A strange phenomenon took place in 1110, almost millennia ago, when the moon disappeared from the sky. A massive cloud rich in sulfur particles climbed to the stratosphere, making the skies dark for several months or even a few years. In the end, the sulfur fell on the ground.
This event happened, with the central proof being sulfur aerosols that were trapped in ice cores that have been extracted from massive glaciers. The sulfur aerosols were carried at great altitudes in the aftermath of volcanic eruptions.
While ice can preserve evidence related to volcanic activity over an extended amount of time, it can be quite difficult to identify the timeframe for a specific event that can be observed within the layers of the ice cores.
The puzzle of the moon disappearance from the sky solved
Previous research inferred that the sulfurous deposit might have been the remnant of a massive event that took place in 1104 when the Hekla volcano erupted. The theory seemed to be confirmed by the ice cores, but a new problem surfaced.
Several years ago, a study argued that a timescale which is called Greenland Ice Core Chronology is, in fact, time-warped.
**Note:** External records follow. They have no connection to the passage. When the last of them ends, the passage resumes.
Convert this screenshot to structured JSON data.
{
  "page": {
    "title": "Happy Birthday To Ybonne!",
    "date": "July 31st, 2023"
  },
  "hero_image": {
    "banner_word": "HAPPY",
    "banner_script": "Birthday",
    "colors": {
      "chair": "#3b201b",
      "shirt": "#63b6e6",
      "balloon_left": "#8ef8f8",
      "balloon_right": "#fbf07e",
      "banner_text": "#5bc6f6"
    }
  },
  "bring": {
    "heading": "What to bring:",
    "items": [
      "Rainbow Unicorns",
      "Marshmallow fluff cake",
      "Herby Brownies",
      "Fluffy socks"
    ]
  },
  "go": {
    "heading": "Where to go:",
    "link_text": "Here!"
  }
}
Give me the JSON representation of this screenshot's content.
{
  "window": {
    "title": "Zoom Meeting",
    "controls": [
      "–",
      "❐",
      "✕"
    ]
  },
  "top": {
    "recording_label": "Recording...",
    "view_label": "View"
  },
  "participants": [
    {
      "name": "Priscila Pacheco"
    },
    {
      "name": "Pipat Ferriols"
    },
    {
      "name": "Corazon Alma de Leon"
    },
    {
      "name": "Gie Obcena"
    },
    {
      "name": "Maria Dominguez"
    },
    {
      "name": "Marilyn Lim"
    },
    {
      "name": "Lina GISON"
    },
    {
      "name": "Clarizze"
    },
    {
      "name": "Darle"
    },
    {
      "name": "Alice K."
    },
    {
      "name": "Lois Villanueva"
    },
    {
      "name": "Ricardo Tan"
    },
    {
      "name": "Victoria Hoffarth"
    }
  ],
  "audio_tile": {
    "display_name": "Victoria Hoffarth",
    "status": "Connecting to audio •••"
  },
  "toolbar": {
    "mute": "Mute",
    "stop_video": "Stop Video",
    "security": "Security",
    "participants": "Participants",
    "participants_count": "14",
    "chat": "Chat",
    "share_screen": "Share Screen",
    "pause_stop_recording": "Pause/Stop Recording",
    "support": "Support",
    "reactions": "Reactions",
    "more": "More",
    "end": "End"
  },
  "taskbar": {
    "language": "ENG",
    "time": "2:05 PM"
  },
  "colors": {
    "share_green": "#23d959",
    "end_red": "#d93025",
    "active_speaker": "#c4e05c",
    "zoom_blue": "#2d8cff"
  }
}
The scale was incorrect by up to seven years during the first millennium and up by four years during the next one.
The new data prompted a new study, and it appears that Hekla may not be a source of the sulfur that was observed in the ice cores. A new and fascinating bipolar volcanic signal associated with sulfate deposition has been observed from late 1108 to early 1113 in the Greenland samples.
Evidence that reinforces this approach has also been identified in a revised Antarctic ice core chronology. Many of the chroniclers of that time wrote about the event and how the moon disappeared from the night sky. Some of them wrote about the exceptional darkness that could be observed during lunar eclipses, which took place within the same timeframe.